Flow Through Taxation: All your business losses, profits, and expenses flow through the company to the individual members. You avoid the double taxation of paying corporate tax and individual tax. Generally, this will be a tax advantage, but circumstances can favor a corporate tax structure.
Disadvantages of Limited Liability Company
Limited Life: Corporations can live forever, whereas an LLC is dissolved when a member dies or undergoes bankruptcy.
Going Public: Business owners with plans to take their company public, or issuing employee shares in the future, may be best served by choosing a corporate business structure.
Added Complexity: Running a sole-proprietorship or partnership will have less paperwork and complexity. A LLC may federally be classified as a sole-proprietorship, partnership, or corporation for tax purposes. Classification can be selected or a default may apply.
Setting up a Limited Liability Company
All 50 states now allow the formation of LLC`s. Forming your own LLC may not be as simple as a sole-proprietorship, however, the process is much less than a corporation.

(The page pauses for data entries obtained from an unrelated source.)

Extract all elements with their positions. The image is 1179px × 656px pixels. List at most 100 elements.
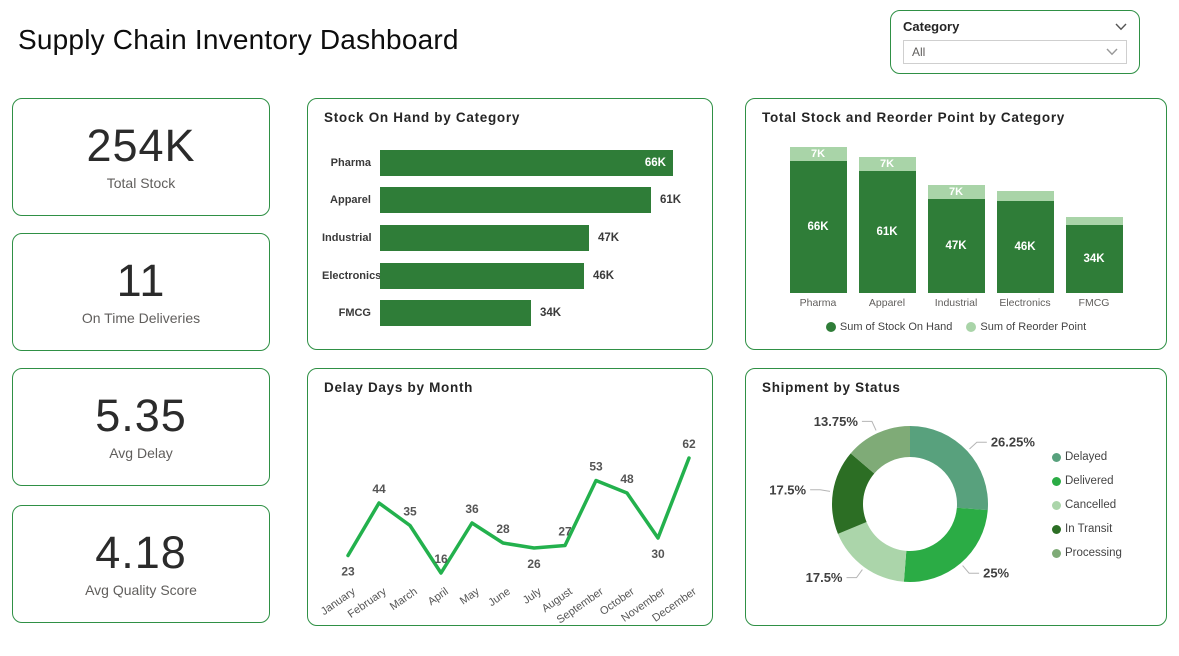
donut-slice-cancelled[interactable]: [837, 521, 907, 582]
column-industrial[interactable]: 7K 47K: [927, 185, 985, 293]
kpi-label: Avg Delay: [109, 445, 173, 461]
legend-dot: [1052, 452, 1061, 462]
legend-item-in-transit[interactable]: In Transit: [1052, 523, 1122, 535]
column-electronics[interactable]: 46K: [996, 191, 1054, 293]
stock-segment: 61K: [858, 171, 916, 293]
bar-track: 46K: [380, 262, 698, 289]
legend-label: In Transit: [1065, 523, 1113, 535]
x-axis-label: FMCG: [1078, 297, 1110, 309]
label-leader-line: [861, 420, 877, 431]
legend-dot: [1052, 524, 1061, 534]
delay-line-series[interactable]: [346, 456, 691, 575]
kpi-total-stock: 254K Total Stock: [12, 98, 270, 216]
reorder-segment: 7K: [789, 147, 847, 161]
bar-track: 34K: [380, 300, 698, 327]
column-fmcg[interactable]: 34K: [1065, 217, 1123, 293]
kpi-label: Total Stock: [106, 175, 176, 191]
legend-dot: [1052, 548, 1061, 558]
category-select[interactable]: All: [903, 40, 1127, 64]
kpi-value: 5.35: [95, 390, 187, 441]
donut-slice-delivered[interactable]: [903, 507, 988, 582]
reorder-segment: [996, 191, 1054, 201]
bar-value-label: 34K: [540, 307, 562, 320]
x-axis-label: Pharma: [799, 297, 837, 309]
kpi-label: Avg Quality Score: [85, 582, 197, 598]
filter-label: Category: [903, 19, 960, 34]
category-label: Electronics: [322, 269, 382, 282]
data-point-label: 28: [496, 522, 510, 536]
hbar-row: Apparel 61K: [322, 182, 698, 220]
bar-track: 61K: [380, 187, 698, 214]
label-leader-line: [846, 569, 863, 579]
stock-reorder-chart-card: Total Stock and Reorder Point by Categor…: [745, 98, 1167, 350]
bar-electronics[interactable]: [380, 262, 584, 289]
delay-days-chart-card: Delay Days by Month 23 44 35 16 36 28 26 27 53 48…: [307, 368, 713, 626]
bar-industrial[interactable]: [380, 224, 589, 251]
legend-label: Processing: [1065, 547, 1122, 559]
chart-title: Delay Days by Month: [324, 380, 474, 395]
slice-percent-label: 17.5%: [769, 482, 806, 497]
category-label: Pharma: [330, 156, 371, 169]
data-point-label: 36: [465, 502, 479, 516]
donut-slice-in-transit[interactable]: [832, 453, 875, 534]
legend-label: Cancelled: [1065, 499, 1117, 511]
stacked-column-plot-area: 7K 66K 7K 61K 7K 47K 46K 34K: [762, 143, 1150, 293]
data-point-label: 27: [558, 525, 572, 539]
legend-label: Delayed: [1065, 451, 1108, 463]
legend-item-sum-of-reorder-point[interactable]: Sum of Reorder Point: [966, 321, 1086, 333]
bar-pharma[interactable]: 66K: [380, 149, 673, 176]
kpi-value: 11: [116, 255, 166, 306]
chevron-down-icon: [1106, 48, 1118, 56]
bar-track: 47K: [380, 224, 698, 251]
bar-apparel[interactable]: [380, 187, 651, 214]
data-point-label: 53: [589, 460, 603, 474]
data-point-label: 62: [682, 437, 696, 451]
label-leader-line: [969, 441, 987, 450]
bar-value-label: 66K: [644, 156, 666, 169]
x-axis-label-march: March: [388, 586, 420, 613]
legend-dot: [1052, 476, 1061, 486]
kpi-avg-quality-score: 4.18 Avg Quality Score: [12, 505, 270, 623]
legend-label: Delivered: [1065, 475, 1114, 487]
category-label: FMCG: [338, 307, 371, 320]
donut-slice-delayed[interactable]: [910, 426, 988, 511]
bar-value-label: 46K: [593, 269, 615, 282]
kpi-on-time-deliveries: 11 On Time Deliveries: [12, 233, 270, 351]
bar-value-label: 47K: [598, 231, 620, 244]
filter-header[interactable]: Category: [903, 19, 1127, 34]
x-axis-label-april: April: [426, 586, 451, 608]
chart-title: Stock On Hand by Category: [324, 110, 521, 125]
legend-item-cancelled[interactable]: Cancelled: [1052, 499, 1122, 511]
slice-percent-label: 26.25%: [991, 435, 1036, 450]
legend-item-sum-of-stock-on-hand[interactable]: Sum of Stock On Hand: [825, 321, 952, 333]
donut-slice-processing[interactable]: [850, 426, 910, 474]
column-apparel[interactable]: 7K 61K: [858, 157, 916, 293]
data-point-label: 23: [341, 565, 355, 579]
legend-label: Sum of Reorder Point: [980, 321, 1087, 333]
bar-fmcg[interactable]: [380, 300, 531, 327]
stacked-x-axis-labels: Pharma Apparel Industrial Electronics FMCG: [762, 297, 1150, 309]
reorder-segment: 7K: [927, 185, 985, 199]
legend-item-processing[interactable]: Processing: [1052, 547, 1122, 559]
stock-segment: 47K: [927, 199, 985, 293]
selected-value: All: [912, 45, 926, 59]
legend-item-delivered[interactable]: Delivered: [1052, 475, 1122, 487]
chart-title: Total Stock and Reorder Point by Categor…: [762, 110, 1065, 125]
chart-title: Shipment by Status: [762, 380, 901, 395]
stock-segment: 34K: [1065, 225, 1123, 293]
kpi-label: On Time Deliveries: [81, 310, 201, 326]
category-filter: Category All: [890, 10, 1140, 74]
legend-item-delayed[interactable]: Delayed: [1052, 451, 1122, 463]
label-leader-line: [962, 565, 980, 574]
shipment-status-chart-card: Shipment by Status 26.25% 25% 17.5% 17.5% 13…: [745, 368, 1167, 626]
slice-percent-label: 25%: [983, 566, 1009, 581]
label-leader-line: [810, 489, 831, 492]
x-axis-label-june: June: [486, 586, 512, 610]
column-pharma[interactable]: 7K 66K: [789, 147, 847, 293]
chevron-down-icon: [1115, 23, 1127, 30]
data-point-label: 44: [372, 482, 386, 496]
hbar-row: Industrial 47K: [322, 219, 698, 257]
reorder-segment: 7K: [858, 157, 916, 171]
hbar-row: Pharma 66K: [322, 144, 698, 182]
x-axis-label: Apparel: [868, 297, 906, 309]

There are two main actions:
1. Articles of Organization: If you plan to set up a limited liability company, you will have to file articles of organization with the Secretary of State and pay the required fees. Articles may be prepared by a lawyer or filed yourself.
2. Operating Agreement: Although it is not required in many states to draft an operating agreement, it is advisable. Much like corporate by-laws or partnership agreements, the operating agreement can help define your company profit sharing, ownership, responsibilities, and ownership changes.
Each state has different rules governing the formation of a limited liability company. For instance, in North Dakota, a foreign LLC is not allowed for banking or farming. Some states will want a publication notice with the local newspaper that a company has been formed. Check with your local state office for further details.
This article should provide you with the basics of limited liability companies and help guide your decision of company business formation. Each state's laws differ as well as each company situation. It is advisable to seek tax and legal counsel to determine the best choice for your individual circumstance.